Proliferation and Differentiation of Human Stromal Cells Derived from Fat Tissue on Different Culture Substrates

The objective of this study is to investigate the proliferation and differentiation of stromal cells derived from human fat tissues cultured on substrates with different surface properties. In addition, the similar investigation was performed for the cells proliferated in different concentrations of basic fibroblast growth factor (bFGF). The culture substrates include several polymer films with different water wettabilities, glass or a cell culture plate, and that coated with collagen type I or IV, gelatin, and bFGF. The proliferation profiles of cells were influenced by the type of culture substrates and the growth factor concentration. A larger number of cells proliferated was observed for substrates with the water wettability around 80o, while the cell number was significantly larger for every protein-coated substrate. The rate of cell proliferation became maximum in a bFGF concentration of 1,000 ng/mL. The bFGF concentration used for cell proliferation affected the differentiation profile of cells proliferated.

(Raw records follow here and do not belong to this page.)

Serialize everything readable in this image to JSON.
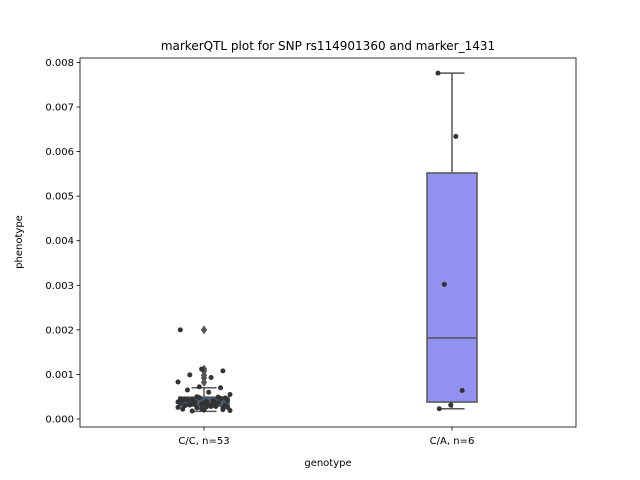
{
  "chart_data": {
    "type": "box",
    "title": "markerQTL plot for SNP rs114901360 and marker_1431",
    "xlabel": "genotype",
    "ylabel": "phenotype",
    "ylim": [
      -0.00018,
      0.0081
    ],
    "yticks": [
      0.0,
      0.001,
      0.002,
      0.003,
      0.004,
      0.005,
      0.006,
      0.007,
      0.008
    ],
    "ytick_labels": [
      "0.000",
      "0.001",
      "0.002",
      "0.003",
      "0.004",
      "0.005",
      "0.006",
      "0.007",
      "0.008"
    ],
    "grid": false,
    "legend": null,
    "categories": [
      "C/C, n=53",
      "C/A, n=6"
    ],
    "colors": {
      "box_cc": "#3d5f78",
      "box_ca": "#9191f2",
      "box_edge": "#555555",
      "point": "#333333",
      "flier": "#555555"
    },
    "boxes": [
      {
        "category": "C/C, n=53",
        "q1": 0.00029,
        "median": 0.00041,
        "q3": 0.00049,
        "whisker_low": 0.00017,
        "whisker_high": 0.0007,
        "fliers": [
          0.00082,
          0.00092,
          0.00098,
          0.00107,
          0.00112,
          0.002
        ]
      },
      {
        "category": "C/A, n=6",
        "q1": 0.00038,
        "median": 0.00182,
        "q3": 0.00552,
        "whisker_low": 0.00023,
        "whisker_high": 0.00776,
        "fliers": []
      }
    ],
    "points": [
      {
        "category": "C/C, n=53",
        "values": [
          0.00026,
          0.00028,
          0.00031,
          0.00024,
          0.00033,
          0.00037,
          0.00041,
          0.00044,
          0.00047,
          0.0002,
          0.00022,
          0.00035,
          0.00039,
          0.00042,
          0.00027,
          0.0003,
          0.00036,
          0.00025,
          0.00019,
          0.00032,
          0.00043,
          0.00046,
          0.00048,
          0.00038,
          0.00029,
          0.00034,
          0.00021,
          0.00023,
          0.00045,
          0.0004,
          0.00018,
          0.00031,
          0.00036,
          0.00042,
          0.00028,
          0.00033,
          0.00026,
          0.00039,
          0.00044,
          0.00049,
          0.0005,
          0.00055,
          0.0006,
          0.00065,
          0.0007,
          0.00072,
          0.00083,
          0.00093,
          0.00099,
          0.00108,
          0.00112,
          0.002,
          0.00035
        ]
      },
      {
        "category": "C/A, n=6",
        "values": [
          0.00776,
          0.00634,
          0.00302,
          0.00064,
          0.00031,
          0.00023
        ]
      }
    ]
  }
}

The stromal cells proliferated in 1 ng/mL bFGF were osteogenically differentiated to the strongest and fastest extent among those in other growth factor doses. The alkaline phosphatase (ALP) activity of cells increased with the increased cell number although the activity per cells was indentical, irrespective of the substrates type. The strongest adipogenic differentiation was observed for cells proliferated in 1,000 ng/mL bFGF and the differentiation induction was maintained for a long time period. No clear dependence of the cell number on adipogenesis was observed. For chondrogenic differentiation, the bFGF concentration had no influence on the glycosaminoglycans (GAG) amount. These findings indicate that the proliferation and differentiation of human fat tissue-derived stromal cells are influenced by the culture substrate and the concentration of bFGF used for proliferation.